Sanatçının doğduğu yeri simgelediği bu tobloda, iki tepe arkasında uzanan nehiri, ve kanguruların ayak izlerini görüyoruz.(Avustralya müzesinden)
Beyaz avrupalılar tarafından, öldürülen, hıristiyanlaştırılan ve köleleştirilen Aborjinleri anlatan bir tablo.(Avustralya müzesinden)
Mağaraların duvarlarına, doğal pignemtlerle Aborjinler tarafından yapılan Avustralya hayvanlarının simgelendiği bir çizim (Avustralya müzesinden)
Aborjin kelimesi Latince köken olup, tüm yerli halk tolulukları için türetilmesine rağmen 17.yüzyıldan bu yana Avustralya kıtasının ilk yerlilerinini tanımlıyor.
Güney Batı Asya'dan geldikleri düşülsede onlar hep Avustralya'da olduklarına inanan ve kendi aralarında kabilelere ayrılan bu topluluk, manevi erdemleri olan toprağa saygıları ve şifai gelenekleri ile biliniyor.Avrupa'lıların kıtayı keşfetmeden önceki zamanlarda farklı dillere sahip olan bu kabilelerin kültürü birbirine benzesede farklı inanç yapıları ile birbirinden ayrılıyorlar.

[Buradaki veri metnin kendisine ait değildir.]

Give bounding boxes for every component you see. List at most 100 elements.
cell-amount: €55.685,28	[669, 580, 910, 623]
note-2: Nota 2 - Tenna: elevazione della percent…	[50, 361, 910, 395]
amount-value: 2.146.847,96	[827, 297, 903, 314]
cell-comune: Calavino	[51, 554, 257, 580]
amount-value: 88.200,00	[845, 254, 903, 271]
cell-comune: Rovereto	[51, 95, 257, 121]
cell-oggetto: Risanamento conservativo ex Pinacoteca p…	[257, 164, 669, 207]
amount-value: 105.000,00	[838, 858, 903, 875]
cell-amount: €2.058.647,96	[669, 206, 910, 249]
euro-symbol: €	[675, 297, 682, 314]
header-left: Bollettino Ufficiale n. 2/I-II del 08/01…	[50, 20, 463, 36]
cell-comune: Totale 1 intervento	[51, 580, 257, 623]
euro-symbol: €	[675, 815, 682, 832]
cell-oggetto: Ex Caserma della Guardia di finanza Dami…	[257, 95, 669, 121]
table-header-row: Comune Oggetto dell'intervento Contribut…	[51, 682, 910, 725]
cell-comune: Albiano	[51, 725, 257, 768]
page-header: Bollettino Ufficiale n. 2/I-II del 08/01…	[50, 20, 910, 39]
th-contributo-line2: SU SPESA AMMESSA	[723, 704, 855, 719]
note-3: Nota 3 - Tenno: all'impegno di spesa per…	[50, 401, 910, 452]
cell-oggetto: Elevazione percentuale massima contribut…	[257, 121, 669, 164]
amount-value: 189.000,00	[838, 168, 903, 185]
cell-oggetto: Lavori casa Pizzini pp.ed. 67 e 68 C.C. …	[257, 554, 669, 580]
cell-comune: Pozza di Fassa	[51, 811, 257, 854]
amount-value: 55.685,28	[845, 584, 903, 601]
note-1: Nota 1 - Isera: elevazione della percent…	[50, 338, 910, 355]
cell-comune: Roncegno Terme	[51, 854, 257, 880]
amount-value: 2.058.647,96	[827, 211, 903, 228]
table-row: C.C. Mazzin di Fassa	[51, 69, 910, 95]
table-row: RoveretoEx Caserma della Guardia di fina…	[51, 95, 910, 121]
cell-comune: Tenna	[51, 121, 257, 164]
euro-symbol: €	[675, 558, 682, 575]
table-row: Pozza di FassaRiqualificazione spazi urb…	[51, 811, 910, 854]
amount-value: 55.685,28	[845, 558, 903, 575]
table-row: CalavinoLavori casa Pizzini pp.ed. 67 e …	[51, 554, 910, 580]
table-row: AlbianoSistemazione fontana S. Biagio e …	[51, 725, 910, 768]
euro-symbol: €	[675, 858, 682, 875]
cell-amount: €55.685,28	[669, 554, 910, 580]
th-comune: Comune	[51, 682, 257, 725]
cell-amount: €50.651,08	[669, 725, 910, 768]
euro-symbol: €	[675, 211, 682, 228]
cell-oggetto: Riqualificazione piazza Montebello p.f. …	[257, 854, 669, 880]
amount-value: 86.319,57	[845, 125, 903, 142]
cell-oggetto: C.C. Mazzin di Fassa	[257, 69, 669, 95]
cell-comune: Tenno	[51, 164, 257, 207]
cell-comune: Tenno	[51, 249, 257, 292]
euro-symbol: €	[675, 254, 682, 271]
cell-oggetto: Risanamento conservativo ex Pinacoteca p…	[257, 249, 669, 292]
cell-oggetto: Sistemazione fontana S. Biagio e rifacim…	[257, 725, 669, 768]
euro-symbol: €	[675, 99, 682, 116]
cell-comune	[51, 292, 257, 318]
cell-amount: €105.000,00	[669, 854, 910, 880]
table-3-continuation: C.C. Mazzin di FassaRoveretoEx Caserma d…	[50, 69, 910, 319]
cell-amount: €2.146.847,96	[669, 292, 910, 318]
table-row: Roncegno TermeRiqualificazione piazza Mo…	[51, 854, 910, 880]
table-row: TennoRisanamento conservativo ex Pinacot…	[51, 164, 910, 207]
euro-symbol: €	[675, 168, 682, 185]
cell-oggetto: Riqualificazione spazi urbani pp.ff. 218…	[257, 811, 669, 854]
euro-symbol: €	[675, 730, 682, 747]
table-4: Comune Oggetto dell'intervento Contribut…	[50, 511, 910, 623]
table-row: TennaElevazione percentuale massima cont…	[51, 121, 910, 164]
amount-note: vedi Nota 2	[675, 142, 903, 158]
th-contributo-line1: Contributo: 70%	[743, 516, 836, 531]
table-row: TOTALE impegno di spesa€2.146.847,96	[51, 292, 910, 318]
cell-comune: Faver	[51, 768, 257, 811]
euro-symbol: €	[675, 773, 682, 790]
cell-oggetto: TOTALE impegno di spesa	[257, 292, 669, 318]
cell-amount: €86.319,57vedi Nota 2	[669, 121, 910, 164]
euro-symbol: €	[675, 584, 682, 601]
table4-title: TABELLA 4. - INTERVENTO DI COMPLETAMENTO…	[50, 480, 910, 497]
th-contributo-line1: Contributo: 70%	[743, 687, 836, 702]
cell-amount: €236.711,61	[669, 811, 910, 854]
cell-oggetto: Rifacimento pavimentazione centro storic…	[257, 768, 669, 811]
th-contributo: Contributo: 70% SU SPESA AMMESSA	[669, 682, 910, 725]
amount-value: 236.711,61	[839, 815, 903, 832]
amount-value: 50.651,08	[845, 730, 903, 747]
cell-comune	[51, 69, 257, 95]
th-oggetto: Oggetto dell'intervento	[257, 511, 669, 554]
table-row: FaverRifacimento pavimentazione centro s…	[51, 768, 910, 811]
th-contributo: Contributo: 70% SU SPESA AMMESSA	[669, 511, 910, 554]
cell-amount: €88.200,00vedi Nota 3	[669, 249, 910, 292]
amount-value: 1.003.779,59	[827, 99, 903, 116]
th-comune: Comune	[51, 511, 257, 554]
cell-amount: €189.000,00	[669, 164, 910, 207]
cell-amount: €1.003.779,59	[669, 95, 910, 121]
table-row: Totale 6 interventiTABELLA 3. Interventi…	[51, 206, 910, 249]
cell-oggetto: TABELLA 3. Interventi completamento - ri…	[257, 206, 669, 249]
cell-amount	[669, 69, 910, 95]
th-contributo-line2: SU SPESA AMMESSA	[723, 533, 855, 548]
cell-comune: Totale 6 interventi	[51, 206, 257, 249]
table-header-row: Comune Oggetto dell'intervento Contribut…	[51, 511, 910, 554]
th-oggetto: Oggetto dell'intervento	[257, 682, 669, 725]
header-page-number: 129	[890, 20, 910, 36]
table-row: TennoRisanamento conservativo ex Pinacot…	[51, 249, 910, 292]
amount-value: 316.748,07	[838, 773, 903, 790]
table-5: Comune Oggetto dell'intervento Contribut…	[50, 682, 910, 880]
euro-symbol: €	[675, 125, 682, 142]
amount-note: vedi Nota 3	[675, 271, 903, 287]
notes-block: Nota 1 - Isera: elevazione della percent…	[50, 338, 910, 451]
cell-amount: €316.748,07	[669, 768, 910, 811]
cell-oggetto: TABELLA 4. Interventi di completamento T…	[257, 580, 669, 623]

Aborjin sanatı ise çeşitli doğal pigmentlerin, parmaklarını kullanarak veya ağızlarına aldıkları boyayı püskürterek, ağaçlara, kayalıklara yaptıkları noktalardan oluşan boyamalardır,temasını aborjin maneviyatından alan bu sanatın en çok tanınan sanatçısı Wenten Rubuntja dır.
Boyamalar kadar müzik ve dans ta Aborjin sanatının içinde yer alır, kendilerine özgü enstrümanlarıyla yaptıkları müzik eşliğinde, değişik durumlara uygun söyledikleri şarkılar, afrika figürlerini andıran danslarıyla ilgi çekerler.